Testing against various cancer cell lines yielded similar results. Older NK cells were less effective against multiple varieties of lymphoma and leukemia. Like their interactions with the senescent cells, this was found to be due to a lack of conjugation; the older NK cells were simply less able to bind with and properly destroy the cancer cells. An investigation into targeting mechanisms found that recognition of defective cells was not the reason why the older NK cells were less able to attack.

Instead, the older cells were found to have issues with their fundamental cytotoxic machinery. Normally, an NK cell will bind to a target cell and then attack it with a combination of perforin, which penetrates the cell, and granzyme B, which kills it. The attack itself requires granules of these weapons to be released in degranulation, and older NK cells were found to have both less binding ability and less degranulation than younger cells.

These reductions in ability were confirmed with a gene expression analysis. As expected, the older cells had downregulations in metabolism, activation, and core processes responsible for membrane transport and degranulation; the older cells were simply less able to bring their weapons to bear.

A potential solution

The researchers noted a key protein that was upregulated in their analysis: Cdc42, which has been noted to affect microtubular organization and increases with age. Previous work has found that Cdc42 has been implicated in the aging of hematopoietic stem cells (HSCs) [3], and proper microtubular organization is critical in correctly polarizing NKs and allowing cytotoxic granules to get to where they need to be.

A closer look at these cells’ microtubules suggested that this is likely to be the key issue. Older NK cells were significantly less organized than younger cells; in younger cells, Cdc42 sits on one side of the cell while tubulin sits on the other, but older cells did not have this polarity. Exposing older NK cells to CASIN, an inhibitor of Cdc42, was found to be successful in helping the older cells restore this balance.
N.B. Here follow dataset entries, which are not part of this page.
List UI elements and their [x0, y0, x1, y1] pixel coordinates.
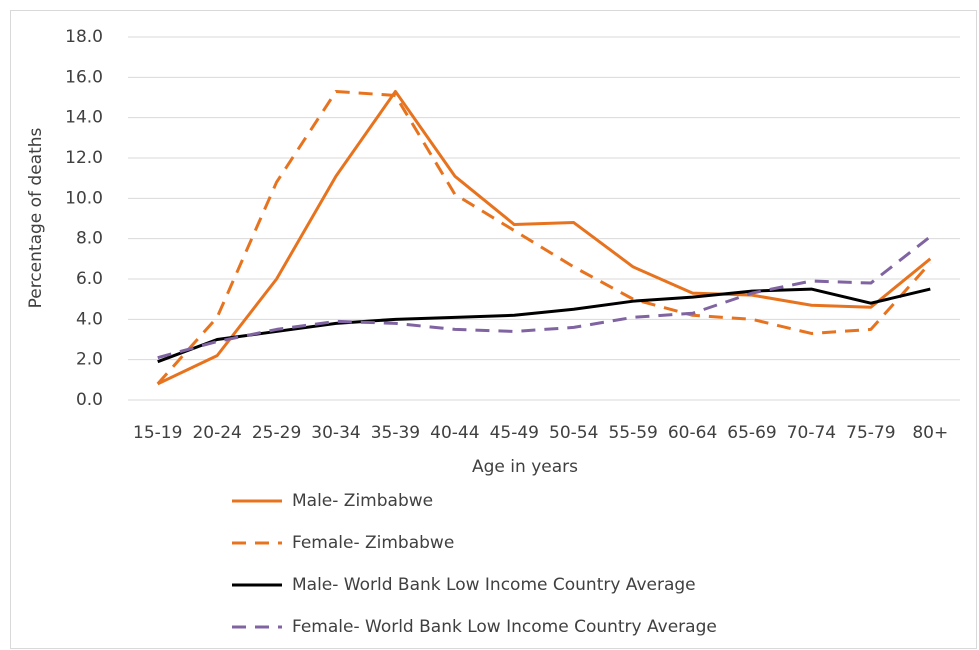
- x-tick-label: 80+: [912, 423, 948, 443]
- series-line: [157, 287, 931, 364]
- legend-label: Male- Zimbabwe: [292, 491, 433, 511]
- x-tick-label: 50-54: [549, 423, 598, 443]
- y-tick-label: 2.0: [76, 350, 103, 370]
- x-tick-label: 75-79: [846, 423, 895, 443]
- y-tick-label: 12.0: [65, 148, 103, 168]
- series-line: [157, 235, 932, 360]
- legend-label: Male- World Bank Low Income Country Aver…: [292, 575, 696, 595]
- x-tick-label: 40-44: [430, 423, 479, 443]
- x-tick-label: 70-74: [787, 423, 836, 443]
- legend-label: Female- Zimbabwe: [292, 533, 454, 553]
- x-tick-label: 65-69: [727, 423, 776, 443]
- x-tick-label: 15-19: [133, 423, 182, 443]
- y-tick-label: 18.0: [65, 27, 103, 47]
- x-tick-label: 25-29: [252, 423, 301, 443]
- y-tick-label: 6.0: [76, 269, 103, 289]
- y-tick-label: 0.0: [76, 390, 103, 410]
- y-tick-label: 8.0: [76, 229, 103, 249]
- y-tick-label: 16.0: [65, 67, 103, 87]
- x-axis-title: Age in years: [472, 457, 578, 477]
- chart-border: [10, 10, 977, 649]
- x-tick-label: 45-49: [490, 423, 539, 443]
- series-line: [156, 89, 932, 385]
- x-tick-label: 60-64: [668, 423, 717, 443]
- y-tick-label: 4.0: [76, 309, 103, 329]
- x-tick-label: 35-39: [371, 423, 420, 443]
- x-tick-label: 20-24: [192, 423, 241, 443]
- legend-label: Female- World Bank Low Income Country Av…: [292, 617, 717, 637]
- y-tick-label: 14.0: [65, 108, 103, 128]
- y-tick-label: 10.0: [65, 188, 103, 208]
- x-tick-label: 30-34: [311, 423, 360, 443]
- y-axis-title: Percentage of deaths: [26, 127, 46, 308]
- x-tick-label: 55-59: [608, 423, 657, 443]
- series-line: [157, 89, 932, 386]
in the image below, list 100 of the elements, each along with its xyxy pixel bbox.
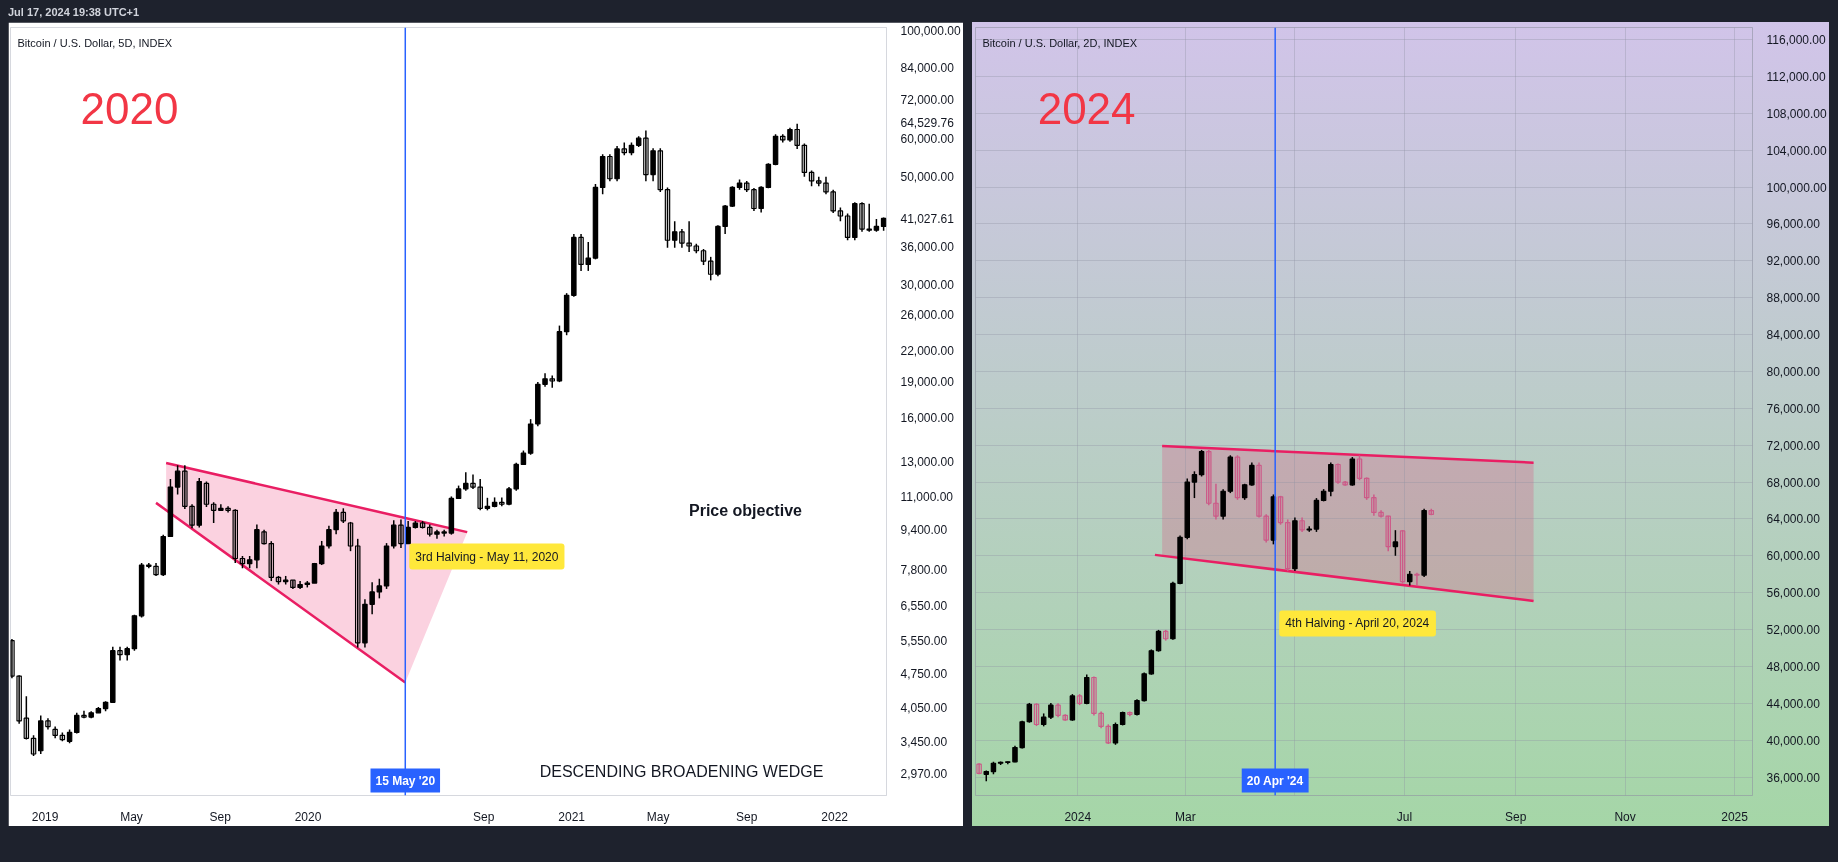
x-tick-label: May	[646, 809, 670, 824]
y-tick-label: 41,027.61	[900, 211, 955, 226]
candlestick	[1112, 721, 1119, 746]
candlestick	[1213, 483, 1219, 521]
y-tick-label: 4,750.00	[900, 667, 948, 682]
y-tick-label: 108,000.00	[1766, 106, 1827, 121]
candlestick	[976, 762, 982, 776]
candlestick	[52, 725, 58, 740]
y-tick-label: 52,000.00	[1766, 623, 1821, 638]
y-tick-label: 64,000.00	[1766, 512, 1821, 527]
y-tick-label: 11,000.00	[900, 489, 954, 504]
candlestick	[1198, 449, 1205, 478]
y-tick-label: 4,050.00	[900, 701, 948, 715]
candlestick	[318, 540, 325, 566]
text: Bitcoin / U.S. Dollar, 2D, INDEX	[982, 36, 1138, 49]
y-tick-label: 30,000.00	[900, 278, 955, 293]
annotation: Price objective	[688, 502, 803, 520]
x-tick-label: Mar	[1175, 809, 1196, 824]
y-tick-label: 36,000.00	[1766, 770, 1821, 785]
candlestick	[1148, 648, 1155, 676]
y-tick-label: 88,000.00	[1766, 291, 1821, 306]
x-tick-label: 2024	[1064, 809, 1092, 824]
x-tick-label: Nov	[1614, 809, 1636, 824]
candlestick	[823, 175, 829, 195]
candlestick	[405, 520, 411, 545]
candlestick	[830, 188, 836, 214]
candlestick	[1263, 513, 1269, 544]
y-tick-label: 26,000.00	[900, 308, 955, 323]
candlestick	[1356, 454, 1363, 481]
y-tick-label: 96,000.00	[1766, 217, 1821, 232]
candlestick	[1033, 702, 1040, 727]
candlestick	[268, 540, 275, 582]
candlestick	[1206, 449, 1212, 506]
candlestick	[1069, 693, 1076, 722]
x-tick-label: May	[120, 809, 143, 824]
candlestick	[1249, 461, 1255, 487]
y-tick-label: 22,000.00	[900, 343, 955, 358]
candlestick	[664, 186, 671, 249]
candlestick	[1363, 476, 1370, 501]
candlestick	[1284, 518, 1291, 572]
y-tick-label: 76,000.00	[1766, 401, 1821, 416]
x-tick-label: 2020	[294, 809, 322, 824]
y-tick-label: 9,400.00	[900, 523, 948, 538]
candlestick	[203, 480, 210, 508]
candlestick	[30, 734, 37, 757]
y-tick-label: 6,550.00	[900, 599, 948, 614]
candlestick	[1299, 516, 1305, 533]
y-tick-label: 84,000.00	[1766, 328, 1821, 343]
x-tick-label: Sep	[1504, 809, 1527, 824]
candlestick	[1385, 515, 1391, 552]
x-tick-label: 2025	[1721, 809, 1749, 824]
x-tick-label: 2019	[31, 809, 59, 824]
y-tick-label: 44,000.00	[1766, 696, 1821, 711]
y-tick-label: 7,800.00	[900, 562, 948, 577]
candlestick	[1191, 470, 1198, 499]
candlestick	[347, 521, 354, 552]
y-tick-label: 36,000.00	[900, 239, 955, 254]
candlestick	[16, 674, 22, 725]
candlestick	[10, 638, 15, 680]
candlestick	[1335, 462, 1341, 485]
y-tick-label: 72,000.00	[900, 93, 955, 108]
x-tick-label: 2021	[558, 809, 586, 824]
annotation: 3rd Halving - May 11, 2020	[415, 549, 559, 564]
y-tick-label: 3,450.00	[900, 734, 948, 749]
text: Jul 17, 2024 19:38 UTC+1	[8, 5, 140, 20]
candlestick	[1399, 529, 1406, 585]
candlestick	[182, 464, 188, 510]
y-tick-label: 56,000.00	[1766, 586, 1821, 601]
candlestick	[1392, 529, 1399, 557]
y-tick-label: 2,970.00	[900, 766, 948, 781]
y-tick-label: 5,550.00	[900, 634, 948, 649]
y-tick-label: 72,000.00	[1766, 438, 1821, 453]
y-tick-label: 84,000.00	[900, 60, 955, 75]
annotation: 2024	[1037, 83, 1136, 133]
y-tick-label: 104,000.00	[1766, 143, 1827, 158]
candlestick	[23, 695, 30, 741]
candlestick	[1277, 495, 1284, 526]
annotation: 2020	[80, 83, 179, 133]
annotation: DESCENDING BROADENING WEDGE	[539, 763, 824, 781]
y-tick-label: 92,000.00	[1766, 254, 1821, 269]
candlestick	[174, 464, 181, 496]
y-tick-label: 48,000.00	[1766, 659, 1821, 674]
candlestick	[686, 220, 692, 253]
y-tick-label: 112,000.00	[1766, 69, 1826, 84]
y-tick-label: 100,000.00	[1766, 180, 1827, 195]
y-tick-label: 100,000.00	[900, 23, 961, 38]
candlestick	[376, 578, 383, 600]
y-tick-label: 13,000.00	[900, 454, 955, 469]
text: Bitcoin / U.S. Dollar, 5D, INDEX	[17, 36, 173, 49]
y-tick-label: 16,000.00	[900, 410, 955, 425]
annotation: 4th Halving - April 20, 2024	[1285, 616, 1430, 631]
ref-line-label: 20 Apr '24	[1246, 773, 1304, 788]
y-tick-label: 60,000.00	[1766, 549, 1821, 564]
y-tick-label: 40,000.00	[1766, 733, 1821, 748]
y-tick-label: 80,000.00	[1766, 364, 1821, 379]
candlestick	[1234, 454, 1241, 501]
y-tick-label: 60,000.00	[900, 131, 955, 146]
candlestick	[477, 478, 483, 512]
candlestick	[801, 142, 808, 178]
candlestick	[1256, 461, 1262, 519]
Older NK cells exposed to CASIN received benefits in both conjugation and degranulation; in conjugation, the CASIN-exposed older cells even appeared to be slightly stronger than the younger ones. There were also benefits for mitochondria as well; older cells exposed to CASIN had even more of the energy transfer molecule ATP than their younger counterparts did, potentially further bolstering their overall ability.

However, CASIN did not give perfect results. While being substantially better than the unexposed older cells, the CASIN-treated older cells were not nearly as able to kill as many leukemic or senescent cells as younger cells were. Compared to untreated older and younger mice, CASIN-treated older mice were roughly halfway between those groups in their ability to remove senescent cells in the bone marrow and the spleen. CASIN was found to only affect the ability of NK cells and did not affect their proliferation.
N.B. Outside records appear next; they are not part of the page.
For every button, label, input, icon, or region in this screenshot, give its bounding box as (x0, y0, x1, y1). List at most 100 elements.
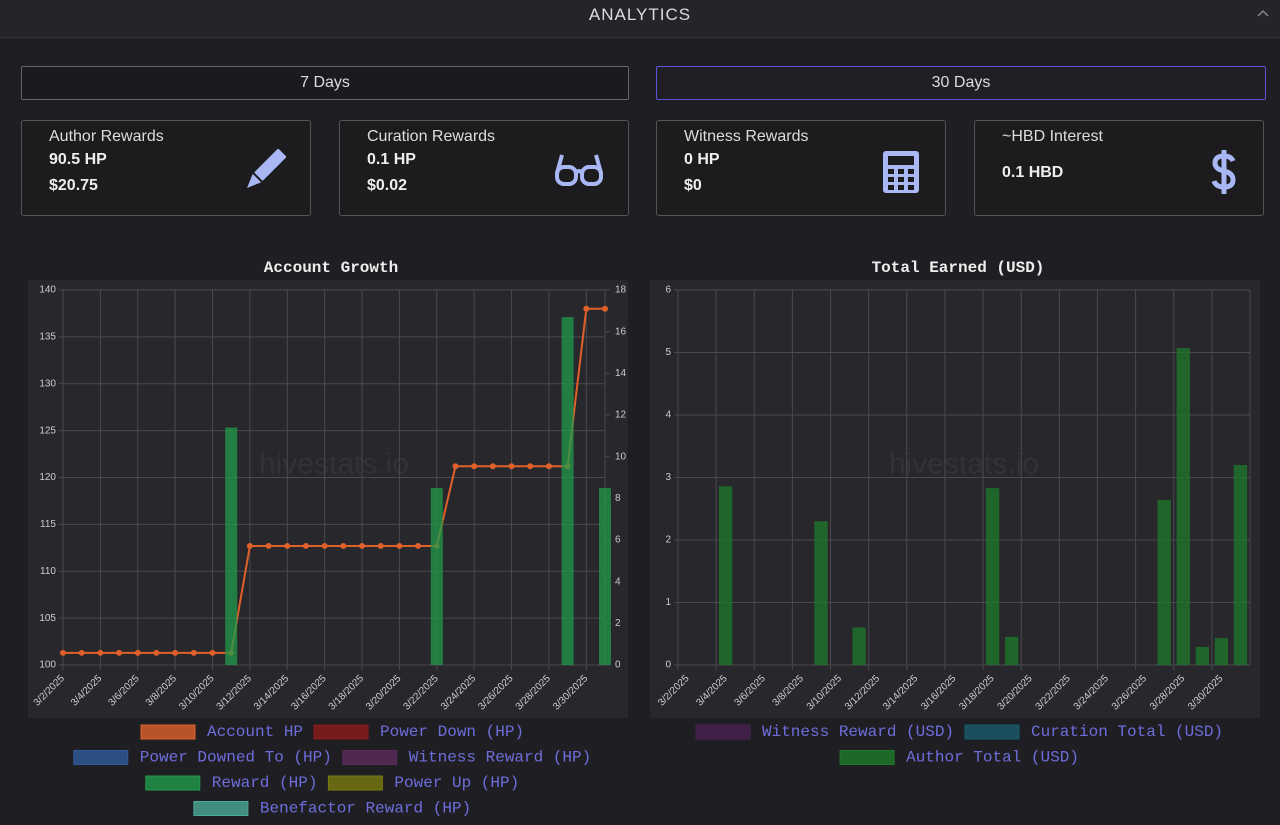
y-tick-label: 115 (40, 519, 56, 530)
point (78, 649, 85, 656)
legend-swatch (695, 724, 751, 740)
card: ~HBD Interest 0.1 HBD (974, 120, 1264, 216)
point (209, 649, 216, 656)
y2-tick-label: 6 (615, 535, 621, 546)
legend-swatch (964, 724, 1020, 740)
legend-label: Witness Reward (HP) (409, 749, 591, 767)
bar (1214, 638, 1229, 665)
bar (1176, 348, 1190, 665)
point (489, 463, 496, 470)
point (321, 542, 328, 549)
card-value: 0 HP (684, 151, 720, 168)
point (508, 463, 515, 470)
bar (430, 487, 443, 665)
legend-swatch (342, 750, 398, 765)
point (265, 542, 272, 549)
legend-label: Witness Reward (USD) (762, 723, 954, 741)
bar (561, 317, 574, 665)
point (284, 542, 291, 549)
y2-tick-label: 0 (615, 660, 621, 671)
header-title: ANALYTICS (588, 5, 692, 24)
y2-tick-label: 4 (615, 576, 621, 587)
y-tick-label: 120 (39, 472, 56, 483)
y-tick-label: 135 (39, 332, 56, 343)
y2-tick-label: 18 (615, 285, 627, 296)
point (471, 463, 478, 470)
y-tick-label: 6 (665, 285, 671, 296)
glasses-icon (555, 154, 603, 186)
y-tick-label: 0 (665, 660, 671, 671)
point (545, 463, 552, 470)
watermark: hivestats.io (889, 447, 1039, 480)
y2-tick-label: 16 (615, 326, 627, 337)
card-title: Curation Rewards (367, 128, 496, 145)
point (116, 649, 123, 656)
legend-label: Power Up (HP) (394, 774, 519, 792)
legend-label: Power Downed To (HP) (140, 749, 332, 767)
legend-swatch (313, 724, 369, 740)
y-tick-label: 140 (39, 285, 56, 296)
card-value: 0.1 HP (367, 151, 416, 168)
point (396, 542, 403, 549)
point (172, 649, 179, 656)
legend-label: Benefactor Reward (HP) (260, 800, 471, 818)
y2-tick-label: 8 (615, 493, 621, 504)
legend-swatch (140, 724, 196, 740)
header: ANALYTICS (0, 0, 1280, 38)
point (190, 649, 197, 656)
legend-label: Power Down (HP) (380, 723, 524, 741)
card-title: Witness Rewards (684, 128, 809, 145)
legend-label: Author Total (USD) (906, 749, 1079, 767)
y2-tick-label: 10 (615, 451, 627, 462)
y-tick-label: 130 (39, 378, 56, 389)
legend-swatch (193, 801, 249, 816)
card-value: 90.5 HP (49, 151, 107, 168)
card-title: ~HBD Interest (1002, 128, 1103, 145)
point (246, 542, 253, 549)
y-tick-label: 5 (665, 347, 671, 358)
bar (985, 488, 1000, 665)
tab[interactable]: 30 Days (656, 66, 1266, 100)
y-tick-label: 1 (665, 597, 671, 608)
bar (814, 521, 828, 665)
dollar-icon (1211, 150, 1236, 194)
point (134, 649, 141, 656)
y2-tick-label: 2 (615, 618, 621, 629)
legend-swatch (327, 775, 383, 791)
chart-title: Account Growth (264, 259, 398, 277)
y-tick-label: 105 (39, 613, 56, 624)
y-tick-label: 4 (665, 410, 671, 421)
legend-swatch (839, 750, 895, 765)
card: Witness Rewards 0 HP $0 (656, 120, 946, 216)
point (60, 649, 66, 656)
tab[interactable]: 7 Days (21, 66, 629, 100)
card-value: $0 (684, 177, 702, 194)
legend-swatch (73, 750, 129, 765)
collapse-icon[interactable] (1256, 8, 1270, 18)
card: Curation Rewards 0.1 HP $0.02 (339, 120, 629, 216)
y-tick-label: 100 (39, 660, 56, 671)
point (302, 542, 309, 549)
y-tick-label: 125 (39, 425, 56, 436)
point (359, 542, 366, 549)
calculator-icon (883, 151, 919, 193)
card: Author Rewards 90.5 HP $20.75 (21, 120, 311, 216)
legend-label: Reward (HP) (212, 774, 318, 792)
card-value: $20.75 (49, 177, 98, 194)
point (583, 305, 590, 312)
bar (852, 627, 866, 665)
chart-panel (28, 280, 628, 718)
point (527, 463, 534, 470)
bar (1004, 636, 1019, 665)
point (602, 305, 608, 312)
y-tick-label: 110 (40, 566, 56, 577)
card-value: $0.02 (367, 177, 408, 194)
line (63, 307, 605, 654)
y-tick-label: 3 (665, 472, 671, 483)
y-tick-label: 2 (665, 535, 671, 546)
bar (718, 486, 733, 665)
legend-swatch (145, 775, 201, 791)
bar (599, 487, 611, 665)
These results, while substantially beneficial, were still only done in mice, and the potential side effects of using CASIN or another Cdc42 inhibitor in human beings have not been eludicated. The researchers suggest that further work should be done in exploring this approach as a treatment for age-related diseases that involve cancer or senescence.

Literature

[1] Pereira, B. I., Devine, O. P., Vukmanovic-Stejic, M., Chambers, E. S., Subramanian, P., Patel, N., … & Akbar, A. N. (2019). Senescent cells evade immune clearance via HLA-E-mediated NK and CD8+ T cell inhibition. Nature communications, 10(1), 2387.

[2] Topham, N. J., & Hewitt, E. W. (2009). Natural killer cell cytotoxicity: how do they pull the trigger? Immunology, 128(1), 7-15.

[3] Florian, M. C., Dörr, K., Niebel, A., Daria, D., Schrezenmeier, H., Rojewski, M., … & Geiger, H. (2012). Cdc42 activity regulates hematopoietic stem cell aging and rejuvenation. Cell stem cell, 10(5), 520-530.